Мы немного подождали, прежде чем позвать Эрла и Хелен.
Эрл замер у дверей тяжелой массивной тенью. Хелен вошла, тихо плача.
— Кайл вырос честным и порядочным. Я хочу, чтобы вы это знали. Его сбили с пути!
Она подошла к Кайлу. Я догадался, что перед моим приходом она поносила Черил Карпентер, винила девушку за то, что та совратила Кайла. Вот как она готовила себя к сокрытию случившегося. Ее сын не был виноват. Причиной несчастья была Черил.
Так оно и продолжалось. Каждый из нас находил свой способ помешать Кайлу открыто признать, что произошло. Мы твердили себе, что на кон поставлено слишком много. Кайл Джонсон не понимал обычаи суетного мира: тебе выпадает шанс обрести успех, но потом этот шанс улетучится.
Но разумеется, это были наши доводы, а не Кайла; последствия же нашего решения в этот вечер предстояло встретить ему, путь назад оказался закрыт. Это было ясно с первого вечера.
Перед уходом я сказал:
— Не думаю, что кто-то виноват. Такие несчастные случаи происходят сами собой.
И хотя Хелен кивнула, ее убеждения не позволяли ей усомниться в том, что жизнь управляется высшей властью, что ее Бог был карающим Богом. Она сказала сурово:
— Мы покорствуем Творцу. Мы выполняем Его повеления.

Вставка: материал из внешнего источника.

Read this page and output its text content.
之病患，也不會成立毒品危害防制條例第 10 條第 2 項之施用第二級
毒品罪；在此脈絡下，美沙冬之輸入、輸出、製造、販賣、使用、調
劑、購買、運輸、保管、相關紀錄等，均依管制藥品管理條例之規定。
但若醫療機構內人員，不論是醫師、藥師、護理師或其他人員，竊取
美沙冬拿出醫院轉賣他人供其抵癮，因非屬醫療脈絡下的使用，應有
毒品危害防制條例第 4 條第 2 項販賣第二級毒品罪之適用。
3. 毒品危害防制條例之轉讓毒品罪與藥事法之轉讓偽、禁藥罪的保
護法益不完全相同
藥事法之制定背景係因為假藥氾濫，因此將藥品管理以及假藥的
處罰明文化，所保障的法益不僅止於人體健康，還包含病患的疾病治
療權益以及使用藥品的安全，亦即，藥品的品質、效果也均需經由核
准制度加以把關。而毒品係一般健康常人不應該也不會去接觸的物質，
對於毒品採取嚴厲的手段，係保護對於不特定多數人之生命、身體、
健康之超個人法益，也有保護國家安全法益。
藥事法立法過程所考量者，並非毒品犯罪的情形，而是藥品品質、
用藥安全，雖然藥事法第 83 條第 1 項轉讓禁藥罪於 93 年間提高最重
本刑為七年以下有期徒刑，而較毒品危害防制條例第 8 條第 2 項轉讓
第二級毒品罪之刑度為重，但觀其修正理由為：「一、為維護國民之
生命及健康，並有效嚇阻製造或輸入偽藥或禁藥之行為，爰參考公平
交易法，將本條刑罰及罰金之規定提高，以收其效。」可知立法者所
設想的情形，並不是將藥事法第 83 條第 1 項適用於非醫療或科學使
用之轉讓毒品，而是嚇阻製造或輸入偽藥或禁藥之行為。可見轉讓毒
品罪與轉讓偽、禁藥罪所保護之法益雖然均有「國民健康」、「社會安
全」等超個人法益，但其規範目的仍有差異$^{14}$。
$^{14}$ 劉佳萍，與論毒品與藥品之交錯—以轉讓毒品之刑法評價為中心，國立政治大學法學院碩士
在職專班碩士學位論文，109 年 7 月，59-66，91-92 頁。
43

Я уехал с джонсоновским кроликом, вопреки всем моим протестам. Он сопел сквозь просверленные для дыхания дырки в деревянном ящике на сиденье рядом со мной. Я остановился у обочины и вылез.
Я опрокинул ящик, и кролик нерешительно задвигался, царапая деревянную стенку, прежде чем выпрыгнуть наружу. Но он не запрыгал прочь, а остался тут же, обнюхивая край дороги. Дождь лил вовсю, и кролик, казалось, не мог решить, действительно ли свобода была тем, чего он жаждал более всего, или то, что пряталось в почерневших полях с гниющими стеблями кукурузы, могло оказаться много хуже, чем неволя в клетке.